Materials, Methods, and Results
The HepG2 cell line, derived from human liver carcinoma, was used for the research experimental setup. Prior to plating, cell number and cell viability were measured using the Cedex XS image-based automated cell culture analyzer.
HepG2 cells were seeded into E-Plates 96 at a density of 2.5 x 104 cells/well. Cells were plated in 200 µL MEM, supplemented with 10% fetal calf serum, 1% nonessential amino acids, L-glutamine (2 nM), penicillin (100 U/mL), and streptomycin (0.1 mg/mL), and cultured at +37eC in a 5% CO2-humidified atmosphere.
Cell growth behavior was continuously monitored using the xCELLigence RTCA MP instrument. Background impedance was measured in 100 µL cell culture medium per well. After plating, impedance was recorded at 15-minute intervals.
After 24 hours, the HepG2 cells were treated with different concentrations of doxorubicin (200 nM, 2 µM, 20 µM, and 200 µM), a drug used in chemotherapy. After compound administration, impedance was recorded in two-minute intervals for one hour followed by five-minute intervals for two hours, and fifteen-minute intervals for the remaining time.
Cell Index (CI) values were normalized to the time point of compound administration (referred to as normalized CI).

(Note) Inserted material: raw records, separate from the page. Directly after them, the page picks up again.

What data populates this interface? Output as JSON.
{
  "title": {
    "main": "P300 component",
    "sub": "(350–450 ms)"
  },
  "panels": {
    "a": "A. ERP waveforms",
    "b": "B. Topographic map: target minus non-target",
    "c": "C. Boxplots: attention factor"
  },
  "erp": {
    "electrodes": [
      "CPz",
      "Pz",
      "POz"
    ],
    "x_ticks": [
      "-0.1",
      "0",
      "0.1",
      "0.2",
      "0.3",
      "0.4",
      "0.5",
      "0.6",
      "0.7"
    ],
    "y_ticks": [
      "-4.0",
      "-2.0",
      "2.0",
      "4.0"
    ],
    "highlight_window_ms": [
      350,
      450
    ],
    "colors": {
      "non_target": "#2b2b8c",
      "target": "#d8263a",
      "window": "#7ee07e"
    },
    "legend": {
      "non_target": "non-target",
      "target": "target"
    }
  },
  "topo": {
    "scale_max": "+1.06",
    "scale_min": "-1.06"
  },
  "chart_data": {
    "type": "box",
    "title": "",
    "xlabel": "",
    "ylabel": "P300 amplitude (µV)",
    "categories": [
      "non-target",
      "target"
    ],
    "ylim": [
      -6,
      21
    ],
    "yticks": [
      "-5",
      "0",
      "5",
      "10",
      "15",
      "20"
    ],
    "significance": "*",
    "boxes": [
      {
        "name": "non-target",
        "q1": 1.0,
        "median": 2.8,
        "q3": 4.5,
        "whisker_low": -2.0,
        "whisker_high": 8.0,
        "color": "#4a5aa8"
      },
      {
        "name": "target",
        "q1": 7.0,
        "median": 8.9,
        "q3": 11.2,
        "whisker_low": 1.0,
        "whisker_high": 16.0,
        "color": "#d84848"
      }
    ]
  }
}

Two E-Plates 96 were used in parallel for the treatment approach: one E-Plate was continuously monitored for 96 hours; the second experiment was stopped eight hours post-treatment for cell lysis and gene-expression profiling.
After the completion of the experiment, the untreated (PBS control cells) and treated HepG2 cells were washed once within the EPlates (100 µL ice-cold PBS). Only treatment groups with a measured significant change in the proliferation rate (2 µM, 20 µM, and 200 µM) were profiled in the following RTqPCR experiments regarding expression of key genes of the cellular apoptotic pathway. All samples were run in technical triplicates through cDNA synthesis and qPCR analysis.
For fast RNA allocation, time-consuming and cumbersome conventional RNA-preparation methods were bypassed by using the RealTime Cell Lysis Kit (according to the package insert: 40 µL total lysis volume/reaction, 96-well format). This quick single-step cell lysis requires no intervention during its short incubation time.
The resulting lysate was directly reverse transcribed for fast cDNA synthesis (2 µL of the total lysate/cDNA reaction) using Transcriptor Universal cDNA Master according to the package insert (20 µL total cDNA reaction volume).
Optionally, DNase treatment can be integrated into the cDNA synthesis protocol. This combination of cDNA synthesis and DNase treatment streamlines the entire experimental workflow and reduces the overall number of single steps, thus increasing convenience together with minimizing error sources and sample loss (total reaction time 25 minutes).
An additional benefit provided by the Real-Time ready Cell Lysis Kit is the usage of a thermolabile DNase that eliminates the need for an extra heating step required by conventional approaches using thermostable enzymes.
Overall, the use of the RealTime ready Cell Lysis Kit accelerates the entire experimental setup of gene-expression studies by reducing handling steps and incubation times, and eliminating the need for user intervention (Figure 2). Therefore, this accelerated workflow can be integrated into any automated medium- to high-throughput workflow.